Иван Тимофеич так же как и я жилец Евлампии Егоровны. Его комната напротив моей через коридор. Узкая и короткая, с печью в углу у двери, с закоптевшей штукатуркой потолка и с тёмно-серыми обоями, она выглядела неуютной и тёмной, потому что единственное окно её выходило к стене соседнего дома. Кровать, комод, стол и два стула — её меблировка; над комодом овальное зеркало в багетовой раме, а в углу у окна этажерка, на которую Иван Тимофеич прибирает жестянки с чаем и сахаром, на верхнюю полку складывает номера уличной газеты, которую ежедневно приносит со службы. У Ивана Тимофеича есть ещё семиструнная гитара, с потемневшей верхней декой, деревянными колками и с перламутровыми глазками на грифе.
С Иваном Тимофеичем я познакомился месяца через два после того, как переселился к Евлампии Егоровне. Это было на Рождестве. В обычае старушки чиновницы было приглашать в первый день праздников всех своих жильцов к обеду. Обычай этот установился ещё со счастливых лет жизни Евлампии Егоровны, когда жив был Савелий Игнатьич, и старушка страшно сердилась, если кто-нибудь из жильцов не отзывался на её зов.

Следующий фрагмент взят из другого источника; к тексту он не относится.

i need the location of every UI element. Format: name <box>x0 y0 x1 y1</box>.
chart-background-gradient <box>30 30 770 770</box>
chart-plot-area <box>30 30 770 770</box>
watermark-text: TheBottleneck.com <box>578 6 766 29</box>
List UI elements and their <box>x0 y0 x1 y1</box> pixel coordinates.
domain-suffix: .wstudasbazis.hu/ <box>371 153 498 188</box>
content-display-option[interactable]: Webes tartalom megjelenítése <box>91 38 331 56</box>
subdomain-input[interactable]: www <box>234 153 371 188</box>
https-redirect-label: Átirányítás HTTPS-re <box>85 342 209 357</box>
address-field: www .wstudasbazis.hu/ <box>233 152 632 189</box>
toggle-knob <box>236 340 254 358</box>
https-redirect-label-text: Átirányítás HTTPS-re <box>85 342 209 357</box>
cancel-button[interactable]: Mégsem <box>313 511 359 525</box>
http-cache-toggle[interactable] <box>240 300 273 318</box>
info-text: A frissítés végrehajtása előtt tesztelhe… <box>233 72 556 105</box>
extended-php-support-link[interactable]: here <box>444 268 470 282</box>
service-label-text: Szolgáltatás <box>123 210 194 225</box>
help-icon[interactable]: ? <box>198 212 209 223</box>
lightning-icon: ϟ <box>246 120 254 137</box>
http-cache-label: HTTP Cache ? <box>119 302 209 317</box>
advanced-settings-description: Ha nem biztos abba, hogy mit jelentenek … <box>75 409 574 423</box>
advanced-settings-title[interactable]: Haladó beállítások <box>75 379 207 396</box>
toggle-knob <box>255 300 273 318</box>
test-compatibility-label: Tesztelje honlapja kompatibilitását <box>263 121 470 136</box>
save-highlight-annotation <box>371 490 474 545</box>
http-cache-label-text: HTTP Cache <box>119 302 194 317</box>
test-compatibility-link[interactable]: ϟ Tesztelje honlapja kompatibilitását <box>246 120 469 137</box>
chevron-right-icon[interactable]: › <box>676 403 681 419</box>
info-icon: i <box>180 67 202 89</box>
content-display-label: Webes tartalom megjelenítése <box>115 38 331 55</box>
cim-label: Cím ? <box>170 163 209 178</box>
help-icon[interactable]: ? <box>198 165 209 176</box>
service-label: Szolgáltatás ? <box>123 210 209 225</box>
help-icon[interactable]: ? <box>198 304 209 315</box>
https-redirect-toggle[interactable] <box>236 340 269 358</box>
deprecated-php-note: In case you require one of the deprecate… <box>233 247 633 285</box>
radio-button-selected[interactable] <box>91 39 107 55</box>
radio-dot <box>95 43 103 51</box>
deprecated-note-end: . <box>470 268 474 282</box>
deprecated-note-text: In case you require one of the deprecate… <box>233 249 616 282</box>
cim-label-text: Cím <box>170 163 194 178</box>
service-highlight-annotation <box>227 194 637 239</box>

Помнится, когда я переступил порог единственной комнаты, где жила хозяйка, из-за обеденного стола поднялся высокий и худощавый человек, с которым я и раньше встречался, но не был знаком. Заботливо оправил он полы своего тёмного сюртука, щипнул пальцами жидкую бородку, кашлянул и протянул мне костлявую холодную руку. Он тихо произнёс свою фамилию, улыбнулся и предложил мне стул. В это время в комнате появилась Евлампия Егоровна, в переднике, в тёмной косынке на голове и с сокрушением в лице.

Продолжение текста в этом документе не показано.